Мне удалось немного смочить горло слюной.
— Ты больше меня и крепче. Ты можешь.
— Я? Шутишь, что ли? Черт, да ведь ты на голову выше любого в отделении. Ты тут любого разделаешь под орех, точно тебе говорю!
— Нет. Я слишком маленький. Я был большим, а теперь нет. Ты в два раза больше меня.
— Э-э, да ты спятил, что ли? Я, когда пришел сюда, первым делом тебя увидел в кресле — здоровый, черт, как гора. Слышишь, я жил на Кламате, в Техасе, и в Оклахоме, и под Гэллапом, и там и сям, и, честное слово, такого здорового индейца, как ты, никогда не видел.
— Я из ущелья колумбии, — сказал я, а он ждал, что я скажу дальше.
— Мой папа был вождь, и его звали Ти а Миллатуна. Это значит самая высокая сосна на горе, а мы жили не на горе. Да, он был большой, пока я был мальчиком. Мать стала в два раза больше его.
— Похоже, мать твоя была — слон. Сколько же в ней было?
— О-о… Большая, большая.
— Я спрашиваю, сколько в ней было росту?
— Росту? Малый тогда на ярмарке посмотрел на нее и сказал: метр семьдесят пять и шестьдесят четыре кило, — но это потому, что он ее только увидел. Она становилась все больше и больше.
— Ну? На сколько же больше?
— Больше, чем мы с папой вместе.
— Вот так взяла и начала расти, а? Что-то новенькое, отродясь не слышал, чтобы с индианками такое творилось.
— Она была не индианка, она была городская, из даллз-сити.

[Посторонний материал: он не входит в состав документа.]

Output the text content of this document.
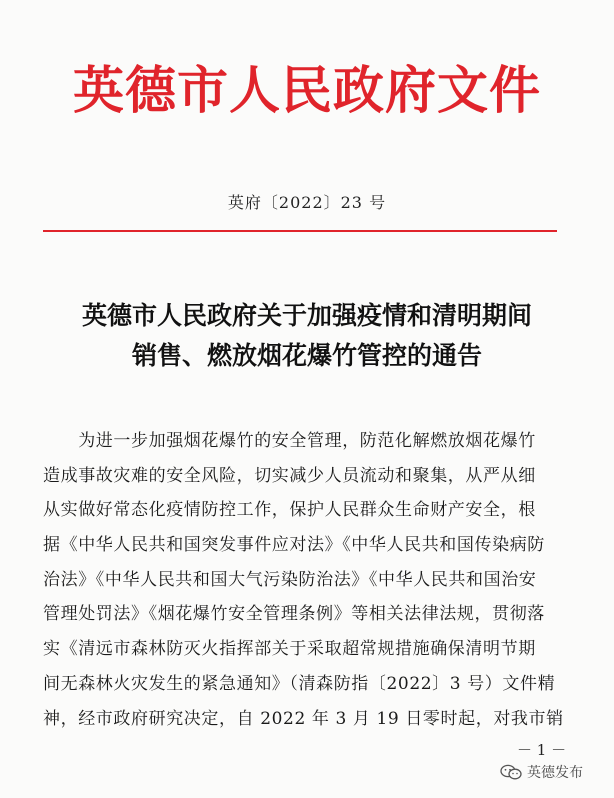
英德市人民政府文件
英府〔2022〕23 号
英德市人民政府关于加强疫情和清明期间
销售、燃放烟花爆竹管控的通告
　　为进一步加强烟花爆竹的安全管理，防范化解燃放烟花爆竹
造成事故灾难的安全风险，切实减少人员流动和聚集，从严从细
从实做好常态化疫情防控工作，保护人民群众生命财产安全，根
据《中华人民共和国突发事件应对法》《中华人民共和国传染病防
治法》《中华人民共和国大气污染防治法》《中华人民共和国治安
管理处罚法》《烟花爆竹安全管理条例》等相关法律法规，贯彻落
实《清远市森林防灭火指挥部关于采取超常规措施确保清明节期
间无森林火灾发生的紧急通知》（清森防指〔2022〕3 号）文件精
神，经市政府研究决定，自 2022 年 3 月 19 日零时起，对我市销
－ 1 －
英德发布
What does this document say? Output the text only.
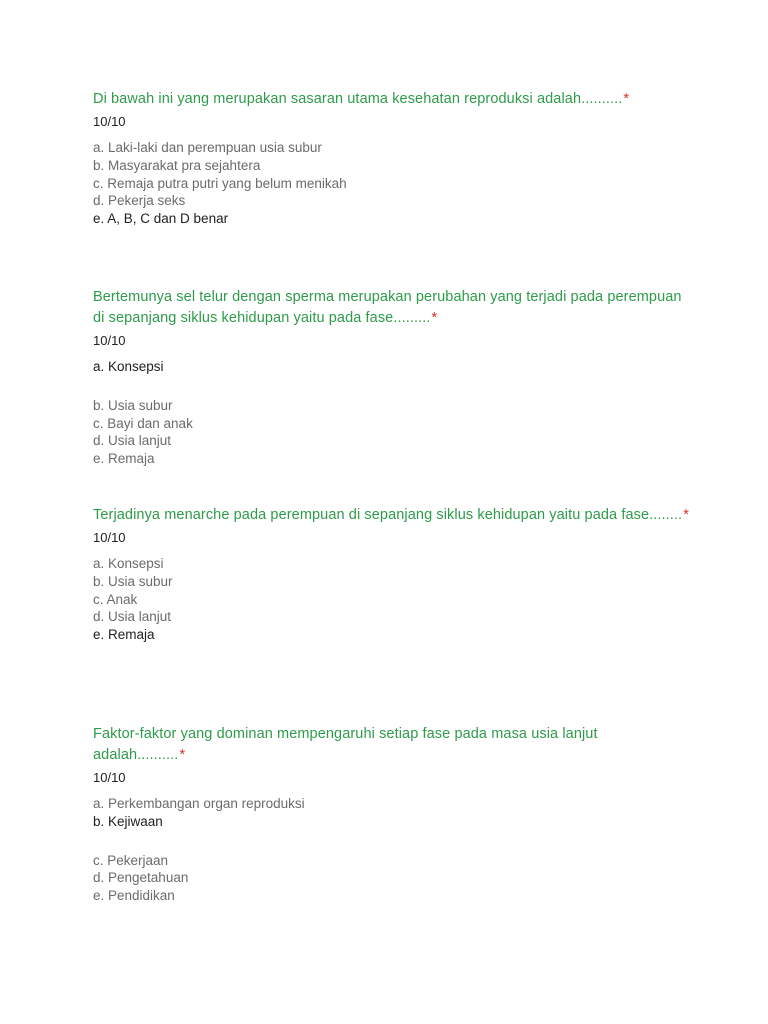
Di bawah ini yang merupakan sasaran utama kesehatan reproduksi adalah..........*
10/10
a. Laki-laki dan perempuan usia subur
b. Masyarakat pra sejahtera
c. Remaja putra putri yang belum menikah
d. Pekerja seks
e. A, B, C dan D benar
Bertemunya sel telur dengan sperma merupakan perubahan yang terjadi pada perempuan di sepanjang siklus kehidupan yaitu pada fase.........*
10/10
a. Konsepsi
b. Usia subur
c. Bayi dan anak
d. Usia lanjut
e. Remaja
Terjadinya menarche pada perempuan di sepanjang siklus kehidupan yaitu pada fase........*
10/10
a. Konsepsi
b. Usia subur
c. Anak
d. Usia lanjut
e. Remaja
Faktor-faktor yang dominan mempengaruhi setiap fase pada masa usia lanjut adalah..........*
10/10
a. Perkembangan organ reproduksi
b. Kejiwaan
c. Pekerjaan
d. Pengetahuan
e. Pendidikan
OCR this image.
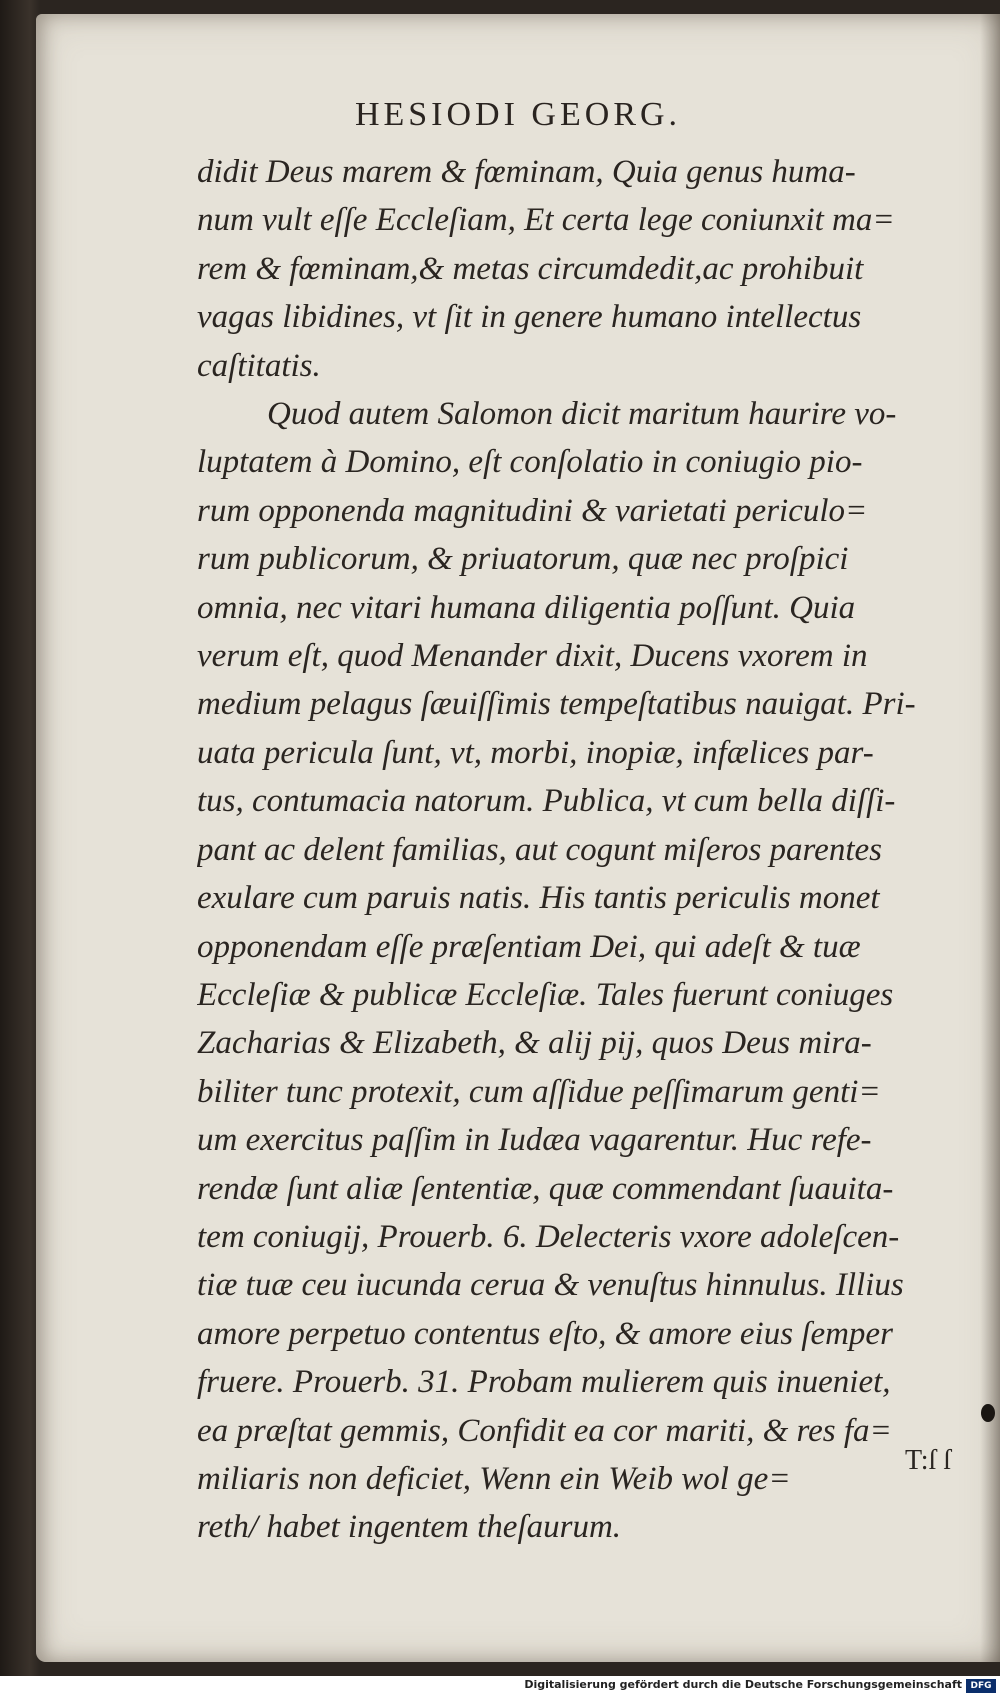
HESIODI GEORG.
didit Deus marem & fœminam, Quia genus huma-
num vult eſſe Eccleſiam, Et certa lege coniunxit ma=
rem & fœminam,& metas circumdedit,ac prohibuit
vagas libidines, vt ſit in genere humano intellectus
caſtitatis.
Quod autem Salomon dicit maritum haurire vo-
luptatem à Domino, eſt conſolatio in coniugio pio-
rum opponenda magnitudini & varietati periculo=
rum publicorum, & priuatorum, quæ nec proſpici
omnia, nec vitari humana diligentia poſſunt. Quia
verum eſt, quod Menander dixit, Ducens vxorem in
medium pelagus ſæuiſſimis tempeſtatibus nauigat. Pri-
uata pericula ſunt, vt, morbi, inopiæ, infælices par-
tus, contumacia natorum. Publica, vt cum bella diſſi-
pant ac delent familias, aut cogunt miſeros parentes
exulare cum paruis natis. His tantis periculis monet
opponendam eſſe præſentiam Dei, qui adeſt & tuæ
Eccleſiæ & publicæ Eccleſiæ. Tales fuerunt coniuges
Zacharias & Elizabeth, & alij pij, quos Deus mira-
biliter tunc protexit, cum aſſidue peſſimarum genti=
um exercitus paſſim in Iudæa vagarentur. Huc refe-
rendæ ſunt aliæ ſententiæ, quæ commendant ſuauita-
tem coniugij, Prouerb. 6. Delecteris vxore adoleſcen-
tiæ tuæ ceu iucunda cerua & venuſtus hinnulus. Illius
amore perpetuo contentus eſto, & amore eius ſemper
fruere. Prouerb. 31. Probam mulierem quis inueniet,
ea præſtat gemmis, Confidit ea cor mariti, & res fa=
miliaris non deficiet, Wenn ein Weib wol ge=
reth/ habet ingentem theſaurum.
T:ſ ſ
Digitalisierung gefördert durch die Deutsche Forschungsgemeinschaft DFG
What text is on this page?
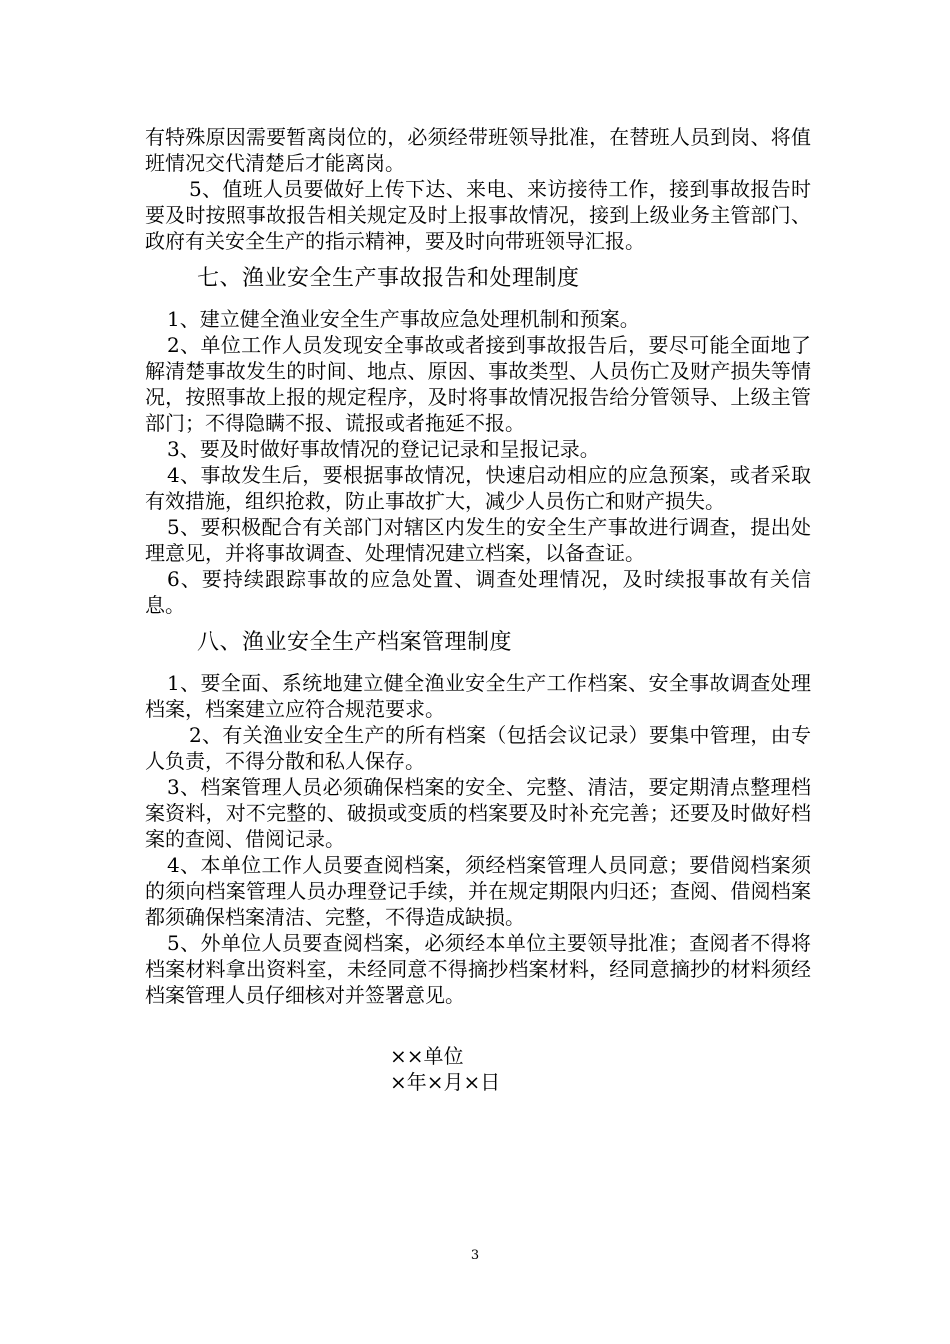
有特殊原因需要暂离岗位的，必须经带班领导批准，在替班人员到岗、将值班情况交代清楚后才能离岗。

5、值班人员要做好上传下达、来电、来访接待工作，接到事故报告时要及时按照事故报告相关规定及时上报事故情况，接到上级业务主管部门、政府有关安全生产的指示精神，要及时向带班领导汇报。

七、渔业安全生产事故报告和处理制度

1、建立健全渔业安全生产事故应急处理机制和预案。

2、单位工作人员发现安全事故或者接到事故报告后，要尽可能全面地了解清楚事故发生的时间、地点、原因、事故类型、人员伤亡及财产损失等情况，按照事故上报的规定程序，及时将事故情况报告给分管领导、上级主管部门；不得隐瞒不报、谎报或者拖延不报。

3、要及时做好事故情况的登记记录和呈报记录。

4、事故发生后，要根据事故情况，快速启动相应的应急预案，或者采取有效措施，组织抢救，防止事故扩大，减少人员伤亡和财产损失。

5、要积极配合有关部门对辖区内发生的安全生产事故进行调查，提出处理意见，并将事故调查、处理情况建立档案，以备查证。

6、要持续跟踪事故的应急处置、调查处理情况，及时续报事故有关信息。

八、渔业安全生产档案管理制度

1、要全面、系统地建立健全渔业安全生产工作档案、安全事故调查处理档案，档案建立应符合规范要求。

2、有关渔业安全生产的所有档案（包括会议记录）要集中管理，由专人负责，不得分散和私人保存。

3、档案管理人员必须确保档案的安全、完整、清洁，要定期清点整理档案资料，对不完整的、破损或变质的档案要及时补充完善；还要及时做好档案的查阅、借阅记录。

4、本单位工作人员要查阅档案，须经档案管理人员同意；要借阅档案须的须向档案管理人员办理登记手续，并在规定期限内归还；查阅、借阅档案都须确保档案清洁、完整，不得造成缺损。

5、外单位人员要查阅档案，必须经本单位主要领导批准；查阅者不得将档案材料拿出资料室，未经同意不得摘抄档案材料，经同意摘抄的材料须经档案管理人员仔细核对并签署意见。

××单位
×年×月×日
3
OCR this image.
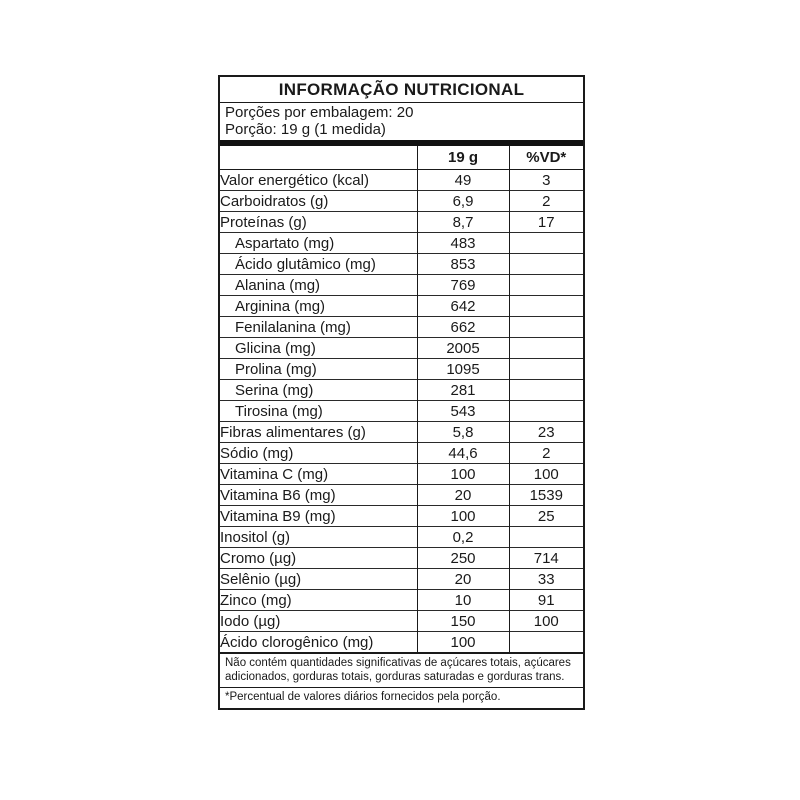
INFORMAÇÃO NUTRICIONAL
Porções por embalagem: 20
Porção: 19 g (1 medida)
	19 g	%VD*
Valor energético (kcal)	49	3
Carboidratos (g)	6,9	2
Proteínas (g)	8,7	17
Aspartato (mg)	483	
Ácido glutâmico (mg)	853	
Alanina (mg)	769	
Arginina (mg)	642	
Fenilalanina (mg)	662	
Glicina (mg)	2005	
Prolina (mg)	1095	
Serina (mg)	281	
Tirosina (mg)	543	
Fibras alimentares (g)	5,8	23
Sódio (mg)	44,6	2
Vitamina C (mg)	100	100
Vitamina B6 (mg)	20	1539
Vitamina B9 (mg)	100	25
Inositol (g)	0,2	
Cromo (µg)	250	714
Selênio (µg)	20	33
Zinco (mg)	10	91
Iodo (µg)	150	100
Ácido clorogênico (mg)	100	
Não contém quantidades significativas de açúcares totais, açúcares adicionados, gorduras totais, gorduras saturadas e gorduras trans.
*Percentual de valores diários fornecidos pela porção.
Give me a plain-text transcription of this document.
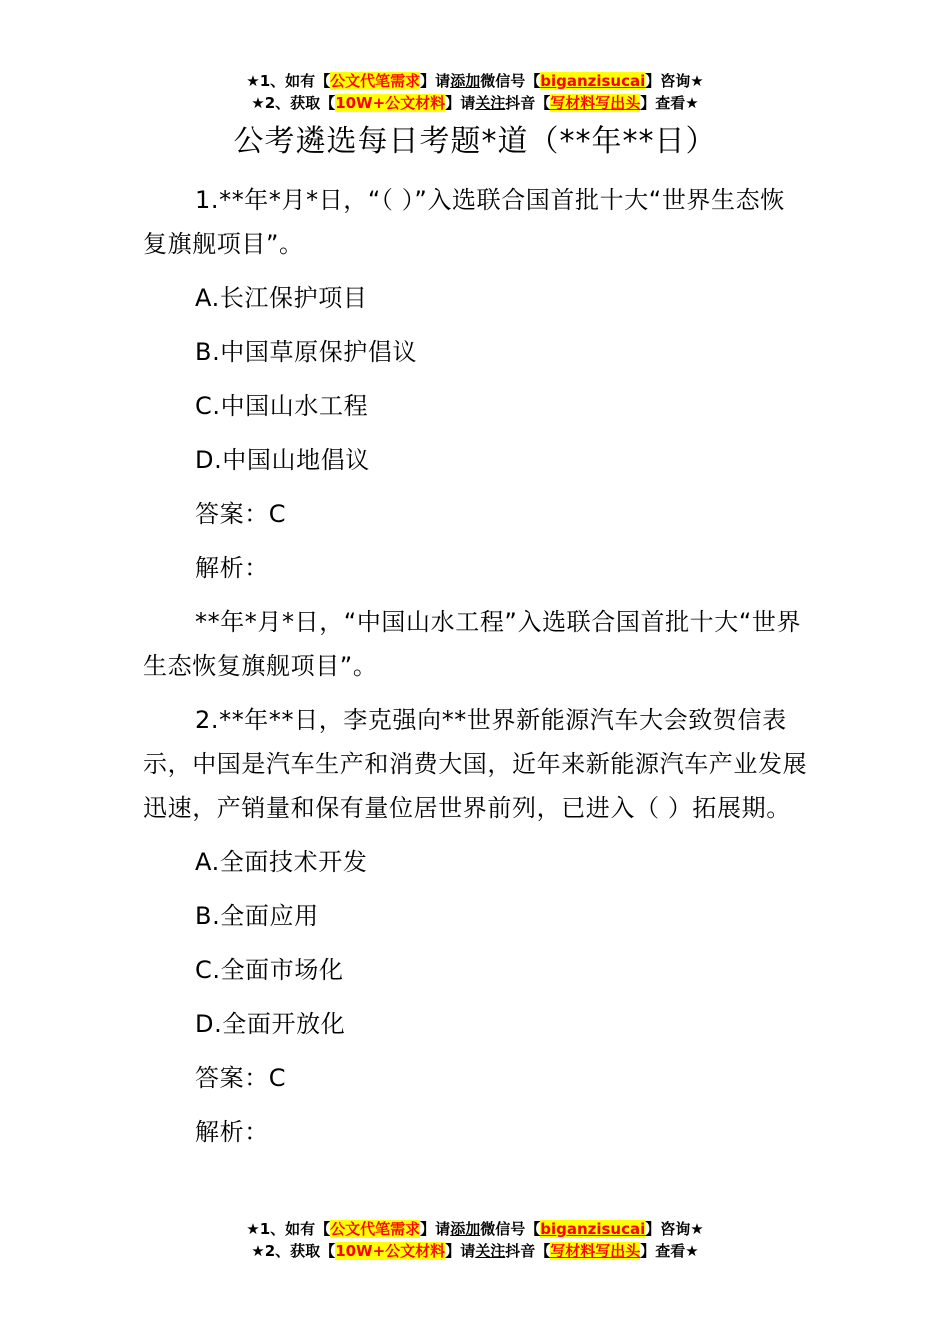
★1、如有【公文代笔需求】请添加微信号【biganzisucai】咨询★
★2、获取【10W+公文材料】请关注抖音【写材料写出头】查看★
公考遴选每日考题*道（**年**日）

1.**年*月*日，“（ ）”入选联合国首批十大“世界生态恢复旗舰项目”。

A.长江保护项目

B.中国草原保护倡议

C.中国山水工程

D.中国山地倡议

答案：C

解析：

**年*月*日，“中国山水工程”入选联合国首批十大“世界生态恢复旗舰项目”。

2.**年**日，李克强向**世界新能源汽车大会致贺信表示，中国是汽车生产和消费大国，近年来新能源汽车产业发展迅速，产销量和保有量位居世界前列，已进入（ ）拓展期。

A.全面技术开发

B.全面应用

C.全面市场化

D.全面开放化

答案：C

解析：

★1、如有【公文代笔需求】请添加微信号【biganzisucai】咨询★
★2、获取【10W+公文材料】请关注抖音【写材料写出头】查看★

— И фамилия ее? Бромден? Ага, понял, погоди минуту. — Он задумывается, потом говорит: — когда городская выходит за индейца, она опускается до него, так? Ага, кажется, понял.
— Нет. Он не только из-за нее стал маленьким. Все его обрабатывали, потому что он большой, не поддавался и делал то, что ему хотелось. Они все его обрабатывали — как тебя обрабатывают.
— Вождь, кто они? — Вдруг серьезным тихим голосом спросил он.
— Комбинат. Он много лет обрабатывал папу. Папа был такой большой, что даже боролся с ними. Они хотели инспектировать наши дома. Они хотели отобрать водопад. Они даже изнутри племени обрабатывали папу. В городе его били в переулках, а один раз остригли. У-у, комбинат большой… Большой. Папа долго боролся, но мать сделала его маленьким, и он уже не мог бороться, сдался.
Макмерфи молчал. Потом приподнялся на локте, снова посмотрел на меня и спросил, зачем его били в переулках, а я объяснил: хотели показать, что его ждет — пока только для начала, — если он не подпишет документы, по которым все отдает правительству.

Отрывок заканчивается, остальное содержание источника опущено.